Cryptandra pungens is a species of flowering plant in the family Rhamnaceae and is endemic to the southwest of Western Australia. It is an erect, slender, spiny shrub that typically grows to a height of 0.2–1 m with many short branches ending with thin spines. Its leaves mostly in bundles and are 4–6 mm long. The flowers are white, each on a pedicel 1–2 mm long with minute, overlapping brown bracts at the base. The sepals are about 1.6 mm long and joined at the base to form a broadly bell-shaped tube, with lobes half as long as the tube. Flowering occurs from May to November. The species was first formally described in 1845 by Ernst Gottlieb von Steudel in Lehmann's Plantae Preissianae from specimens collected in sandy forest near Perth. The specific epithet (pungens) means "ending in a sharp, hard point".

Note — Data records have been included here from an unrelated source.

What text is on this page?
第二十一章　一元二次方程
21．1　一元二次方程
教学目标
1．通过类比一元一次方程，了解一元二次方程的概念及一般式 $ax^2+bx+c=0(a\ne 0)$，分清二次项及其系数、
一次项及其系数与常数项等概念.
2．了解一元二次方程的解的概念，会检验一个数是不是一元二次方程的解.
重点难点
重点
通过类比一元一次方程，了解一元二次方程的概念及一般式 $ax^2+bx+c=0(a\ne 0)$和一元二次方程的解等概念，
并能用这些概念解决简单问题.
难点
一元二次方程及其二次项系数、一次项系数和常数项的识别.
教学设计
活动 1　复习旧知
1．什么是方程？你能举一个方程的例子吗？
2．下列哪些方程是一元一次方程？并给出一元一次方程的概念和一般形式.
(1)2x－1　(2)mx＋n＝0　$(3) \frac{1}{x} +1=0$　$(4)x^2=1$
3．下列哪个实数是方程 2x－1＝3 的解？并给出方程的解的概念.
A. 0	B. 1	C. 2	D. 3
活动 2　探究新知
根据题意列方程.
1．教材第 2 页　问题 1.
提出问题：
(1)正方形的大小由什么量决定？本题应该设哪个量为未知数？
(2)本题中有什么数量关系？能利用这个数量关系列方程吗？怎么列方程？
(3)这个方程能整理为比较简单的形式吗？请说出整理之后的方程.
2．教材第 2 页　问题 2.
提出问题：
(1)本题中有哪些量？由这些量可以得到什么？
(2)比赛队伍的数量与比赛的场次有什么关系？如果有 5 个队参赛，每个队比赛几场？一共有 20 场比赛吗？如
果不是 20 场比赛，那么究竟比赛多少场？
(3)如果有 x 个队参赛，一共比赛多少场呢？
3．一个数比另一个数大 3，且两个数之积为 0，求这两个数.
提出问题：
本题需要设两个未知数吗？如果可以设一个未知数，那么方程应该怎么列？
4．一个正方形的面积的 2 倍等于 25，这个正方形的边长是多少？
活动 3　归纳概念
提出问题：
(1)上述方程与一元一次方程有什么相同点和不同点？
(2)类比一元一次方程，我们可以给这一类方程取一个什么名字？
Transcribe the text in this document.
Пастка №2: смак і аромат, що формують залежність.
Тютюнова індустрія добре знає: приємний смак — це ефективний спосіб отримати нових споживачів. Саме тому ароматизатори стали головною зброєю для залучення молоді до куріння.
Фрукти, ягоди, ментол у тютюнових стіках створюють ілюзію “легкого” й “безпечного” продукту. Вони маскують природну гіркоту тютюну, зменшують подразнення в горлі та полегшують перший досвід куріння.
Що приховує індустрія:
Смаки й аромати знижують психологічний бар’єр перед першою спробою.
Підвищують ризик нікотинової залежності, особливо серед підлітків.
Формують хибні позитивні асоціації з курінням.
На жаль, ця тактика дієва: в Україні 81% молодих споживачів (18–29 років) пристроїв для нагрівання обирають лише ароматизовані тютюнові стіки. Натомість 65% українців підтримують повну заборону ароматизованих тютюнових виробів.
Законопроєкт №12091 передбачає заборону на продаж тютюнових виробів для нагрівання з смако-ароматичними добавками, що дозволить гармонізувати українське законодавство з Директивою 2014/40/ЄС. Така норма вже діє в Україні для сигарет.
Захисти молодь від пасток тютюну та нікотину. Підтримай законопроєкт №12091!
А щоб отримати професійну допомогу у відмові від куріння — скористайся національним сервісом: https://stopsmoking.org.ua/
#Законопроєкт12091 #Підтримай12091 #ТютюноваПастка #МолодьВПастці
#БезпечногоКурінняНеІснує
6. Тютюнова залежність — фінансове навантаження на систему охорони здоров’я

Cryptandra pungens grows on coastal limestone, granite outcrops, sandplains and hills in the Avon Wheatbelt, Coolgardie, Esperance Plains, Geraldton Sandplains, Jarrah Forest, Mallee and Swan Coastal Plain bioregions of south-western Western Australia. It is listed as "not threatened" by the Western Australian Government Department of Biodiversity, Conservation and Attractions.